Within the context of a new Democratic Populism, a concept I’ve been expounding elsewhere, the obvious prime candidate for fund provision is cuts in defense spending. I’m not talking about defense of the immediate realm. I am talking about closing a vast number of the 1,000 military bases the US has worldwide. Reducing the umpteen navies we have floating around the globe’s oceans. And cutting back on rapid deployment forces and the air force. We do not need to be policing the world to keep our nation safe. We just don’t.
But, here’s another thought. In this new age of devolution, direct democracy, social media, internet activism and petitions. Why not find a way, at both the national and state level, to ask the public to make choices? To list their priorities. One on one. Or by list. We have so many taxpayer dollars. List the following, in order of priority. Or, do you want housing for the homeless, or Smokey the Bear? Why not adapt a web-site like PeopleCount.org – er, I express a slight interest; I had discussions with the founder of the web-site, Rand Strauss, for a few months over this past summer.

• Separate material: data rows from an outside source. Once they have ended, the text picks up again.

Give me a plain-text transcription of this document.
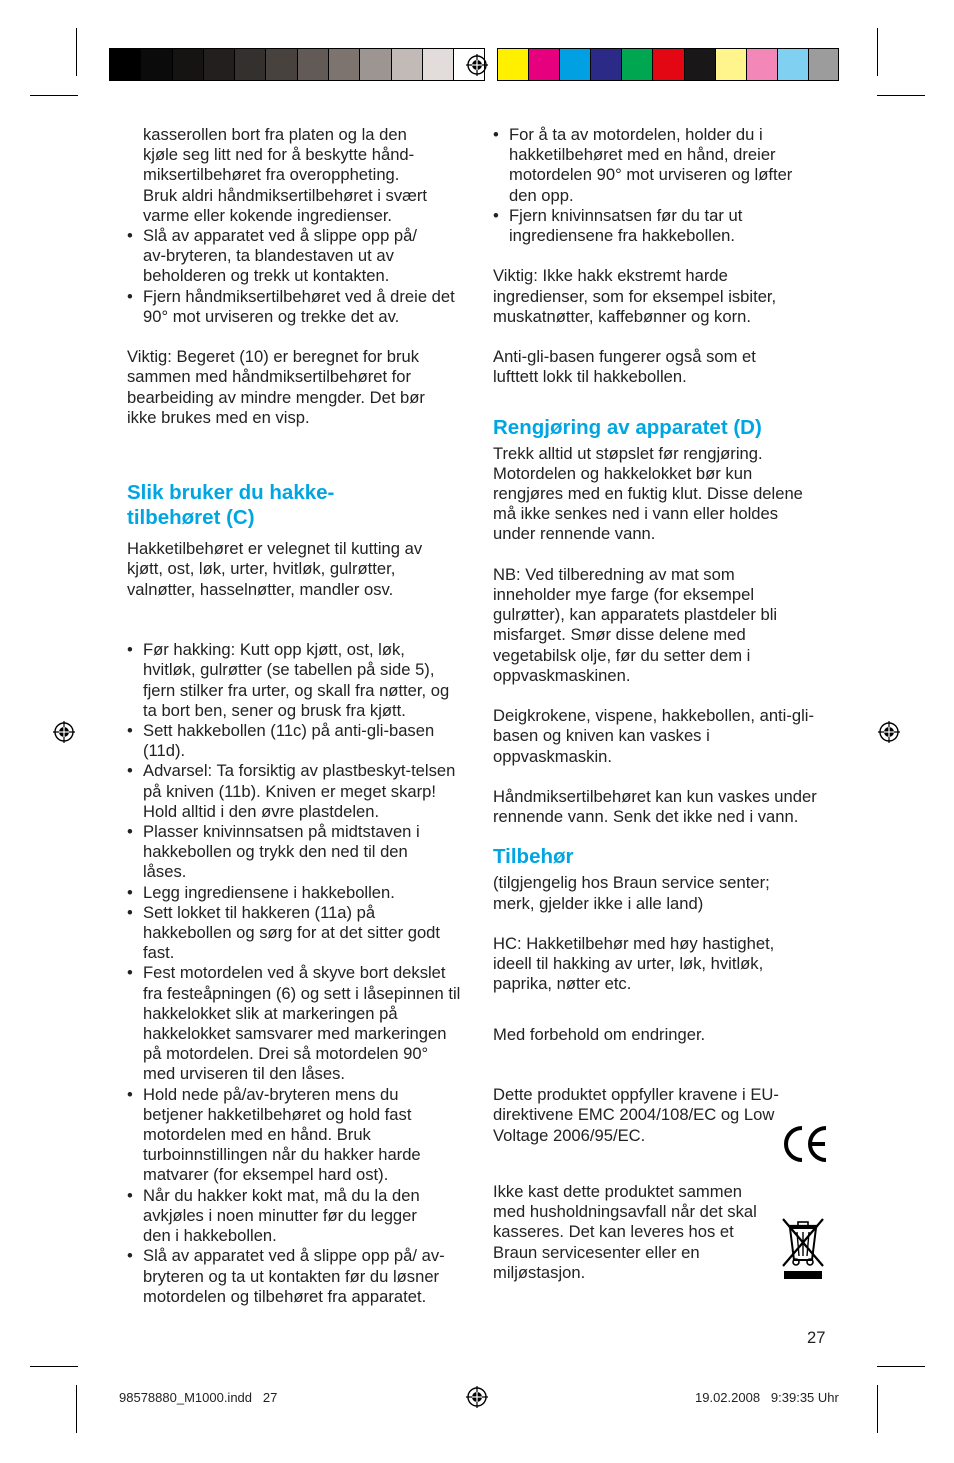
kasserollen bort fra platen og la den
kjøle seg litt ned for å beskytte hånd-
miksertilbehøret fra overoppheting.
Bruk aldri håndmiksertilbehøret i svært
varme eller kokende ingredienser.
• Slå av apparatet ved å slippe opp på/ av-bryteren, ta blandestaven ut av beholderen og trekk ut kontakten.
• Fjern håndmiksertilbehøret ved å dreie det 90° mot urviseren og trekke det av.

Viktig: Begeret (10) er beregnet for bruk sammen med håndmiksertilbehøret for bearbeiding av mindre mengder. Det bør ikke brukes med en visp.

Slik bruker du hakke-
tilbehøret (C)

Hakketilbehøret er velegnet til kutting av kjøtt, ost, løk, urter, hvitløk, gulrøtter, valnøtter, hasselnøtter, mandler osv.

• Før hakking: Kutt opp kjøtt, ost, løk, hvitløk, gulrøtter (se tabellen på side 5), fjern stilker fra urter, og skall fra nøtter, og ta bort ben, sener og brusk fra kjøtt.
• Sett hakkebollen (11c) på anti-gli-basen (11d).
• Advarsel: Ta forsiktig av plastbeskyt-telsen på kniven (11b). Kniven er meget skarp! Hold alltid i den øvre plastdelen.
• Plasser knivinnsatsen på midtstaven i hakkebollen og trykk den ned til den låses.
• Legg ingrediensene i hakkebollen.
• Sett lokket til hakkeren (11a) på hakkebollen og sørg for at det sitter godt fast.
• Fest motordelen ved å skyve bort dekslet fra festeåpningen (6) og sett i låsepinnen til hakkelokket slik at markeringen på hakkelokket samsvarer med markeringen på motordelen. Drei så motordelen 90° med urviseren til den låses.
• Hold nede på/av-bryteren mens du betjener hakketilbehøret og hold fast motordelen med en hånd. Bruk turboinnstillingen når du hakker harde matvarer (for eksempel hard ost).
• Når du hakker kokt mat, må du la den avkjøles i noen minutter før du legger den i hakkebollen.
• Slå av apparatet ved å slippe opp på/ av-bryteren og ta ut kontakten før du løsner motordelen og tilbehøret fra apparatet.
• For å ta av motordelen, holder du i hakketilbehøret med en hånd, dreier motordelen 90° mot urviseren og løfter den opp.
• Fjern knivinnsatsen før du tar ut ingrediensene fra hakkebollen.

Viktig: Ikke hakk ekstremt harde ingredienser, som for eksempel isbiter, muskatnøtter, kaffebønner og korn.

Anti-gli-basen fungerer også som et lufttett lokk til hakkebollen.

Rengjøring av apparatet (D)

Trekk alltid ut støpslet før rengjøring. Motordelen og hakkelokket bør kun rengjøres med en fuktig klut. Disse delene må ikke senkes ned i vann eller holdes under rennende vann.

NB: Ved tilberedning av mat som inneholder mye farge (for eksempel gulrøtter), kan apparatets plastdeler bli misfarget. Smør disse delene med vegetabilsk olje, før du setter dem i oppvaskmaskinen.

Deigkrokene, vispene, hakkebollen, anti-gli-basen og kniven kan vaskes i oppvaskmaskin.

Håndmiksertilbehøret kan kun vaskes under rennende vann. Senk det ikke ned i vann.

Tilbehør

(tilgjengelig hos Braun service senter; merk, gjelder ikke i alle land)

HC: Hakketilbehør med høy hastighet, ideell til hakking av urter, løk, hvitløk, paprika, nøtter etc.

Med forbehold om endringer.

Dette produktet oppfyller kravene i EU-direktivene EMC 2004/108/EC og Low Voltage 2006/95/EC.

Ikke kast dette produktet sammen med husholdningsavfall når det skal kasseres. Det kan leveres hos et Braun servicesenter eller en miljøstasjon.

27
98578880_M1000.indd   27	19.02.2008   9:39:35 Uhr
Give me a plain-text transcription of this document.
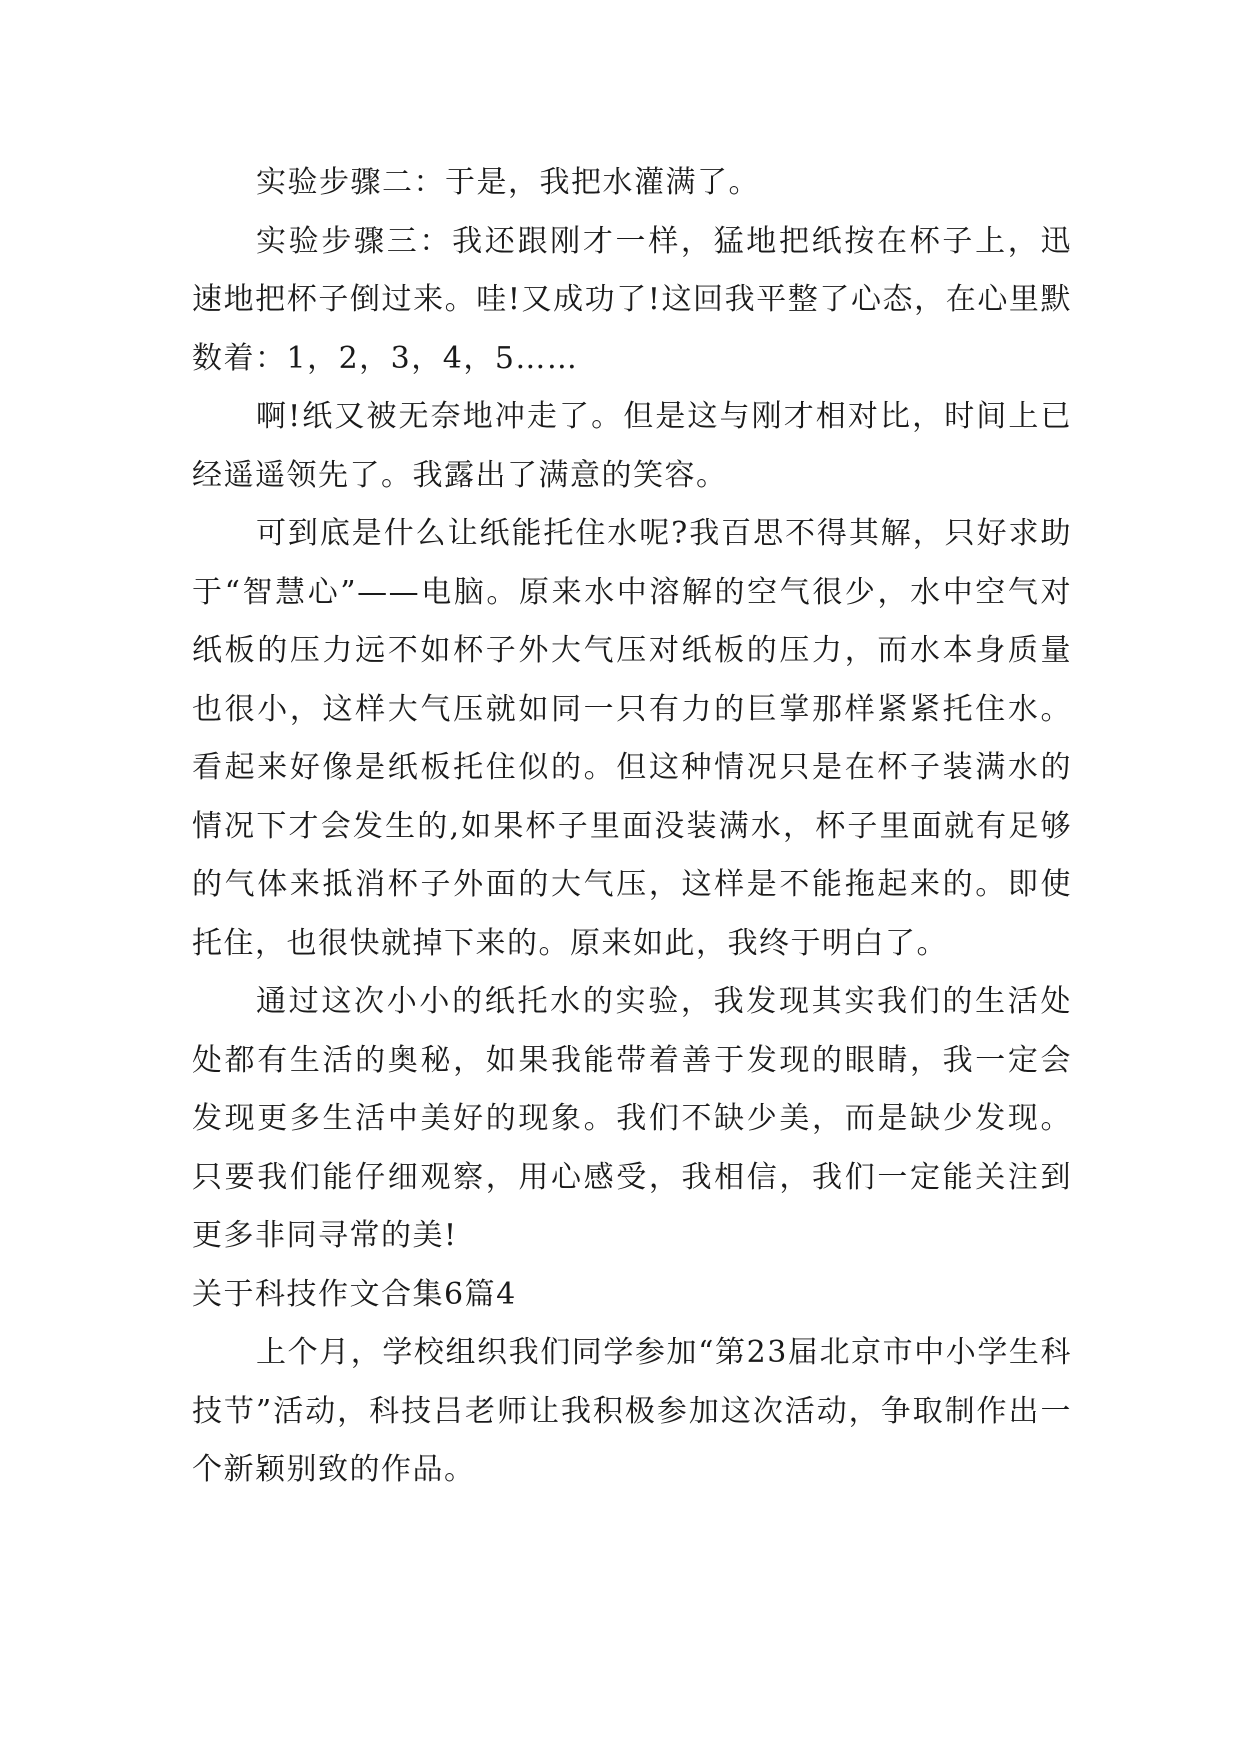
实验步骤二：于是，我把水灌满了。

实验步骤三：我还跟刚才一样，猛地把纸按在杯子上，迅速地把杯子倒过来。哇!又成功了!这回我平整了心态，在心里默数着：1，2，3，4，5……

啊!纸又被无奈地冲走了。但是这与刚才相对比，时间上已经遥遥领先了。我露出了满意的笑容。

可到底是什么让纸能托住水呢?我百思不得其解，只好求助于“智慧心”——电脑。原来水中溶解的空气很少，水中空气对纸板的压力远不如杯子外大气压对纸板的压力，而水本身质量也很小，这样大气压就如同一只有力的巨掌那样紧紧托住水。看起来好像是纸板托住似的。但这种情况只是在杯子装满水的情况下才会发生的,如果杯子里面没装满水，杯子里面就有足够的气体来抵消杯子外面的大气压，这样是不能拖起来的。即使托住，也很快就掉下来的。原来如此，我终于明白了。

通过这次小小的纸托水的实验，我发现其实我们的生活处处都有生活的奥秘，如果我能带着善于发现的眼睛，我一定会发现更多生活中美好的现象。我们不缺少美，而是缺少发现。只要我们能仔细观察，用心感受，我相信，我们一定能关注到更多非同寻常的美!

关于科技作文合集6篇4

上个月，学校组织我们同学参加“第23届北京市中小学生科技节”活动，科技吕老师让我积极参加这次活动，争取制作出一个新颖别致的作品。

How does this all fit within that context of a wider, national Democratic Populism? In short, less defense spending, brakes on US participation in further globalism (i.e. free movement of capital, people, goods and services – at least for a while), maybe some tariffs, maybe some regulation of exporting jobs and services, retooling Obama’s economic stimulus (to be honest, my perception is that much of the proposed funding and the associated programming has simply not yet been utilized), funding for community investment. That’s a start.
I know that the long-term restructuring of American society, in order to allow the left-behinds to catch up, also requires consideration of education, healthcare and the like. But much like Bill Clinton, I still think the primary emphasis should be economic (‘It’s The Economy, Stupid!’). And economic at the micro, the community level, supported by funding and programming at the state and national level.
This one post, flowing from this one article, does not provide all the answers. But is it a valid contribution to a starting point?